Итак, тема для бакалавриата или что там у Вас сейчас? — спросил Макаров. МНС-ов и СНС-ов уже ввели взамен бакалавров и магистров?

— Не знаю — честно признался Бронштейн.

— Тогда, подведём итоги. Тебе нужно сделать себе имя. И получить Нобеля. Эта премия и международная известность, кстати, неплохие индульгенции от репрессий, в том случае, если мы решим остаться в СССР.

План же действий таков:

— Завтра идём в киевский университет. Пытаемся экстерном сдать экзамены за курс физики. Например, общей физики. Если это получиться, то попытаем себя и в химии, и в биологии. Три диплома лучше, чем один.

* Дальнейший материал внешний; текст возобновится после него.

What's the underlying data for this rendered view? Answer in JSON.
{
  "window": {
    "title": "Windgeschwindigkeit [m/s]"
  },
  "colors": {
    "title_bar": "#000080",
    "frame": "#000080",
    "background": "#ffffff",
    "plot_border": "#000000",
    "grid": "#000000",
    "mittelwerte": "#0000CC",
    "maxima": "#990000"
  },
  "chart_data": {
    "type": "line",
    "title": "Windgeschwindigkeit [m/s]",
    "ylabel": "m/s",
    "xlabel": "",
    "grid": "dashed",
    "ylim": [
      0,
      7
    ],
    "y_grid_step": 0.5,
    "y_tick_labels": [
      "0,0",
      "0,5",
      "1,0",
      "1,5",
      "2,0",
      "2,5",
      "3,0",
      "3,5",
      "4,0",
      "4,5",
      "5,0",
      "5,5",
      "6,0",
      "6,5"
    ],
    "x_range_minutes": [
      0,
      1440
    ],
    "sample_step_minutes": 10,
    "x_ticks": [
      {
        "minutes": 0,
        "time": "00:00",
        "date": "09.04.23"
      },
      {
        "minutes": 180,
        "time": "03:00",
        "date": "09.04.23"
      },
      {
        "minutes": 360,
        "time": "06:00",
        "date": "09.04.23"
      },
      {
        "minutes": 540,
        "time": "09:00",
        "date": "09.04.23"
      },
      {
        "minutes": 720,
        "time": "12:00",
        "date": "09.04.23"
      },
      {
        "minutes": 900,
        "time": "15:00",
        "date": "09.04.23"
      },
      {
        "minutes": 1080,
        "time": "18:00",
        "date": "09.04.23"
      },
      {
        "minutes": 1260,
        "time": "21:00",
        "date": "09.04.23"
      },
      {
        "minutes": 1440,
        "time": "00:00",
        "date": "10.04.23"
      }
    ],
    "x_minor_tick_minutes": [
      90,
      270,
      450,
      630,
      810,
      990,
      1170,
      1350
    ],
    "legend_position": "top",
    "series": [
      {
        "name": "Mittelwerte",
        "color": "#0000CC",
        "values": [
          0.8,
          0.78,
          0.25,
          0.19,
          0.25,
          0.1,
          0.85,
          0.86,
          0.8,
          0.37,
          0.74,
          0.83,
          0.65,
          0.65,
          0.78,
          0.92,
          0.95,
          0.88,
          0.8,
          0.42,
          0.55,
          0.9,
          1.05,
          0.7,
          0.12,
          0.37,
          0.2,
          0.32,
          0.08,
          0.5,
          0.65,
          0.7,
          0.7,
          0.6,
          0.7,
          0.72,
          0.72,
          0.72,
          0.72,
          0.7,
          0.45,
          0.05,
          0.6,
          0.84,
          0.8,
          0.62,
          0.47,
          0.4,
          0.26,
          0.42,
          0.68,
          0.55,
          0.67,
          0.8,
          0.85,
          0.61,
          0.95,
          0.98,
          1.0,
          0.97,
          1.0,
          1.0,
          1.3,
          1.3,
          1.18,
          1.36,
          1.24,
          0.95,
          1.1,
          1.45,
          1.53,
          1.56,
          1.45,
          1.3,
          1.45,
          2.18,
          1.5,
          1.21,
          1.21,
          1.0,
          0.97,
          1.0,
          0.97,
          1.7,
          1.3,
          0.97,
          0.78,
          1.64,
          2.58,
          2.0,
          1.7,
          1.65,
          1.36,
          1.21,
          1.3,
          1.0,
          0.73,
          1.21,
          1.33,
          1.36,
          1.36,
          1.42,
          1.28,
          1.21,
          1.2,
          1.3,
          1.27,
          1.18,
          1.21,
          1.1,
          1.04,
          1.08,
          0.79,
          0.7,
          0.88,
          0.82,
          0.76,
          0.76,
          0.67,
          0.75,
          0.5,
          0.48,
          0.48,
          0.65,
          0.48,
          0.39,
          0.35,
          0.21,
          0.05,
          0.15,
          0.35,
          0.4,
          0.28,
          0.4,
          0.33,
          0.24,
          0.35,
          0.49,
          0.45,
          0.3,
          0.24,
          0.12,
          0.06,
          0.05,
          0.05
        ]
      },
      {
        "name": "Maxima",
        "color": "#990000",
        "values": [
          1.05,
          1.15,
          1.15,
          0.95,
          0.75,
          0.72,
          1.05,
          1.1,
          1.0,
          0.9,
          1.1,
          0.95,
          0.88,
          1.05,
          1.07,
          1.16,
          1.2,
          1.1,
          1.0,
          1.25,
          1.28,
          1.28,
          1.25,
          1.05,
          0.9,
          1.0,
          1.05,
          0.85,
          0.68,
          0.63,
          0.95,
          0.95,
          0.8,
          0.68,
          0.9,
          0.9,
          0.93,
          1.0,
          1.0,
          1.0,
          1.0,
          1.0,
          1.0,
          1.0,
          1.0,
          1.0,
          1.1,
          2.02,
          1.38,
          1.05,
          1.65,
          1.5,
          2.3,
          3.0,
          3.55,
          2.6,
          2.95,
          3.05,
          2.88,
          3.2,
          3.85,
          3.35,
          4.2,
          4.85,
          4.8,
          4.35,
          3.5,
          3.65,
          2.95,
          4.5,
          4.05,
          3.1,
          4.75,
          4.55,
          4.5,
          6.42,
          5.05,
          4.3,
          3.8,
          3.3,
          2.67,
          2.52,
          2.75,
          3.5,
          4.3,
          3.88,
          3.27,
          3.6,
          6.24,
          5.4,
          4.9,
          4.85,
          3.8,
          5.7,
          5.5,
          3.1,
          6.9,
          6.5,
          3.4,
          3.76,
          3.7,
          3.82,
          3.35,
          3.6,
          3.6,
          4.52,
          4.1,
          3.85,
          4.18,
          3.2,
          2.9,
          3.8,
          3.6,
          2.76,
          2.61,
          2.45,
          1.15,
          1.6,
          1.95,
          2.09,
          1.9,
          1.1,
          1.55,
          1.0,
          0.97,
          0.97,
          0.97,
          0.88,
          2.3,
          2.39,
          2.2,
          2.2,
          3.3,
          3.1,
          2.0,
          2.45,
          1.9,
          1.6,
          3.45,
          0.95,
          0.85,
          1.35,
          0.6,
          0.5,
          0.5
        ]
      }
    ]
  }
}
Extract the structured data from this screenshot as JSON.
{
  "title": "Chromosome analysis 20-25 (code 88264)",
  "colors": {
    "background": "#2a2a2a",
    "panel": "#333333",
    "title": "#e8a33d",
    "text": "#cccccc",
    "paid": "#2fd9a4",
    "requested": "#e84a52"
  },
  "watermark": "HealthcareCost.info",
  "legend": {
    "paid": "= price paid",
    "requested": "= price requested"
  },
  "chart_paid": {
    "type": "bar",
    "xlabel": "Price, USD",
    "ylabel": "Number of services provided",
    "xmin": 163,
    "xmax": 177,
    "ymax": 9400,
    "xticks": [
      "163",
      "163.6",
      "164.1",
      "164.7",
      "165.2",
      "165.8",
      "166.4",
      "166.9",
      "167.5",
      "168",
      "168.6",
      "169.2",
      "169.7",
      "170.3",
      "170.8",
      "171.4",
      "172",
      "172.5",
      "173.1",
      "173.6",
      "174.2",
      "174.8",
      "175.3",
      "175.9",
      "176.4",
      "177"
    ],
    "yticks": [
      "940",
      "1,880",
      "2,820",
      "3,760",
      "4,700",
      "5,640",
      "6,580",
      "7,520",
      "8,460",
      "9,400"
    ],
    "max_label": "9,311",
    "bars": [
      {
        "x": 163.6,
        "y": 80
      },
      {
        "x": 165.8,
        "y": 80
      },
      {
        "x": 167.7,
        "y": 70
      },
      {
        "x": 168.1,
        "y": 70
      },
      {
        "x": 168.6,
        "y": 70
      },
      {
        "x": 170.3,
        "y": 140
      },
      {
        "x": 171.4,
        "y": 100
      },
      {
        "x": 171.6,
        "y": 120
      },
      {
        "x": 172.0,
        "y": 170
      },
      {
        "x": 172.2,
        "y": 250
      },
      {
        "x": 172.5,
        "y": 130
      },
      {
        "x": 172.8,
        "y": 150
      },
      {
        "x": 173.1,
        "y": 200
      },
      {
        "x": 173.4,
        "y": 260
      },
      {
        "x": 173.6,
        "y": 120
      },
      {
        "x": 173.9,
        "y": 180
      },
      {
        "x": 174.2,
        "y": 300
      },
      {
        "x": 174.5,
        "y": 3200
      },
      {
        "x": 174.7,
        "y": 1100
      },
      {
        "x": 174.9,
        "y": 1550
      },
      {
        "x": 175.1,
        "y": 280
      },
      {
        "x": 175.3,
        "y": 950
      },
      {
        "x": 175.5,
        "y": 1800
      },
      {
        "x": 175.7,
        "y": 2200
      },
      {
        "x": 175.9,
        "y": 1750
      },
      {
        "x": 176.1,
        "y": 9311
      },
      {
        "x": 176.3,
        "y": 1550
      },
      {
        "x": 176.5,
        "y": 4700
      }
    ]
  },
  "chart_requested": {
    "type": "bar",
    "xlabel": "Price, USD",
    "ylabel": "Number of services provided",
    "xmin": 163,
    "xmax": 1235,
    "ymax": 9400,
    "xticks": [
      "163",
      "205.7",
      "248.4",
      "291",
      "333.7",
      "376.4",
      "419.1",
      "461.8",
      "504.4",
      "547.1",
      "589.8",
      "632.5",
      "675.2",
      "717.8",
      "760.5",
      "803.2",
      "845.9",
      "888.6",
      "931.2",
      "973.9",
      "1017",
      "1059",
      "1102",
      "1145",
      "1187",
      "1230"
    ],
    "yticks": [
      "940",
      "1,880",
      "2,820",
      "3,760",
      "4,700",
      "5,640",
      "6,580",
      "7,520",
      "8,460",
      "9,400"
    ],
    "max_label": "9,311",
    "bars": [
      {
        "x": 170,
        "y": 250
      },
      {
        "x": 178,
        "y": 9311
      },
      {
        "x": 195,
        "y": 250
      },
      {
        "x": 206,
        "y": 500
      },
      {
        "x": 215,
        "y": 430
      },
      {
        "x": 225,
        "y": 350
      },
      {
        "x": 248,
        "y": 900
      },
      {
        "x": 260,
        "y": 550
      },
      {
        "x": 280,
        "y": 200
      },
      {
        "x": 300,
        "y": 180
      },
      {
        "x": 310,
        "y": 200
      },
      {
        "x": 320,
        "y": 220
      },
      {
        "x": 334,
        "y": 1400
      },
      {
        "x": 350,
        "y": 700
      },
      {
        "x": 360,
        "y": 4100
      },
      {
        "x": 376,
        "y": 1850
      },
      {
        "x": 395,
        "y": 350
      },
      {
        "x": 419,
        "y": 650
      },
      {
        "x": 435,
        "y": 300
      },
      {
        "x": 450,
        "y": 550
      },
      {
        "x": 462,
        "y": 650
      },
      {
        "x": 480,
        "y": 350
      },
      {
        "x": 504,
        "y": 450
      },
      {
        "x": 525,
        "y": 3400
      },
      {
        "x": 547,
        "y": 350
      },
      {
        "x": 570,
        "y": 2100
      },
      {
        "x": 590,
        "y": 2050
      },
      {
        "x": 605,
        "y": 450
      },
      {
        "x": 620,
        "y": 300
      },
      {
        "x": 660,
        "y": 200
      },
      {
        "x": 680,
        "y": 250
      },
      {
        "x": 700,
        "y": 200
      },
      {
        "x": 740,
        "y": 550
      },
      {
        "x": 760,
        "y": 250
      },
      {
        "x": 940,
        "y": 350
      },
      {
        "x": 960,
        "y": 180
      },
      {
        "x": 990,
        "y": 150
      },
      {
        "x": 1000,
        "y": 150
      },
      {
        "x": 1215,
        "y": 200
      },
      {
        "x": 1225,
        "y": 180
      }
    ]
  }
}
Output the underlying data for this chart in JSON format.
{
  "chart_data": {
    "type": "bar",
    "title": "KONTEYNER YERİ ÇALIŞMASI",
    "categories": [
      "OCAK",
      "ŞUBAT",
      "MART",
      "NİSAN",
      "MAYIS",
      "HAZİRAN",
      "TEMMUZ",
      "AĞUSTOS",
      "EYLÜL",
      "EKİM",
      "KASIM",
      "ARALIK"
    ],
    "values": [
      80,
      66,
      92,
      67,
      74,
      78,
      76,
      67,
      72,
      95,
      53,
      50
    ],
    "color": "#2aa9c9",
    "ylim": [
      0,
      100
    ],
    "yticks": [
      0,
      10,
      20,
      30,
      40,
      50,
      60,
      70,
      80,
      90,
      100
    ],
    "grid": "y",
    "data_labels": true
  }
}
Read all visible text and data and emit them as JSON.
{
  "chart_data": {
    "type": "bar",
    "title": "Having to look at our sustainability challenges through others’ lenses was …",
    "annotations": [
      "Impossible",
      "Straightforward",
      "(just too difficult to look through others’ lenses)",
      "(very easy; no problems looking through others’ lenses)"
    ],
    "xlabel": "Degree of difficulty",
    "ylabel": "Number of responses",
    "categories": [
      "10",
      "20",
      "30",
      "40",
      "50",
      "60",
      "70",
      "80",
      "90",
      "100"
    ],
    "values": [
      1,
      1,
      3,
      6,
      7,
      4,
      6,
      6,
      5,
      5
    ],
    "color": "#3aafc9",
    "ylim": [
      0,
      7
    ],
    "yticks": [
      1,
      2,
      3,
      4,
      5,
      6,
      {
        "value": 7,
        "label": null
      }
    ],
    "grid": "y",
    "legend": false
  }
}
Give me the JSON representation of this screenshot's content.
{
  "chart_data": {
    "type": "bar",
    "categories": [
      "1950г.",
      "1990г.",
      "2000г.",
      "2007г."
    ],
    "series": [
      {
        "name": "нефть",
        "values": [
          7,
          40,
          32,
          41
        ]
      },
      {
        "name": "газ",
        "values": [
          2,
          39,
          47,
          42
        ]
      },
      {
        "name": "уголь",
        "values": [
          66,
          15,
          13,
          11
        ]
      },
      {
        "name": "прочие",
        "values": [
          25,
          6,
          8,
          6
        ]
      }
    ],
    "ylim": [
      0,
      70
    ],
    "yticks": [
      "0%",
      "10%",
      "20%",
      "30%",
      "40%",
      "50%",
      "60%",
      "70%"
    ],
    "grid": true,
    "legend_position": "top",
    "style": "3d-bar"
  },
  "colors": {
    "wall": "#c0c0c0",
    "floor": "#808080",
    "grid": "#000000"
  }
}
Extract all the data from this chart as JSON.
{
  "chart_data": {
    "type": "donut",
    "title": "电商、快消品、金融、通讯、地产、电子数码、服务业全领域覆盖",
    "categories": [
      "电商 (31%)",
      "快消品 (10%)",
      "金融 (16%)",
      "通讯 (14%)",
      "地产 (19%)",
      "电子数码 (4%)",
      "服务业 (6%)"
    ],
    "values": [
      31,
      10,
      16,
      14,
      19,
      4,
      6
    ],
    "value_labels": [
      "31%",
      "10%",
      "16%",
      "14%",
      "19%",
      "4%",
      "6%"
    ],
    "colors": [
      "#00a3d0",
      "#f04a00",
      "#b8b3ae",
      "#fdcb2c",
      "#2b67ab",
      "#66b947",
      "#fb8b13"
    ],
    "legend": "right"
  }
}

Тема кандидатской может быть такая: Квантовая Теория Бронштейна и её приложения к Теории Вещества. Звучит? — довольным тоном закончил Макаров.

— Звучит, конечно. Уши Бронштейна покраснели. Хотя это вообще-то плагиат, или даже мегаплагиат! Ты же отберешь, таким образом, достижения у целой кучи исследователей!

— Ну да. Бор и Гайзенберг в основном пострадают.

— А чем я прославился? Почему бы мои работы не опубликовать? — предложил Бронштейн.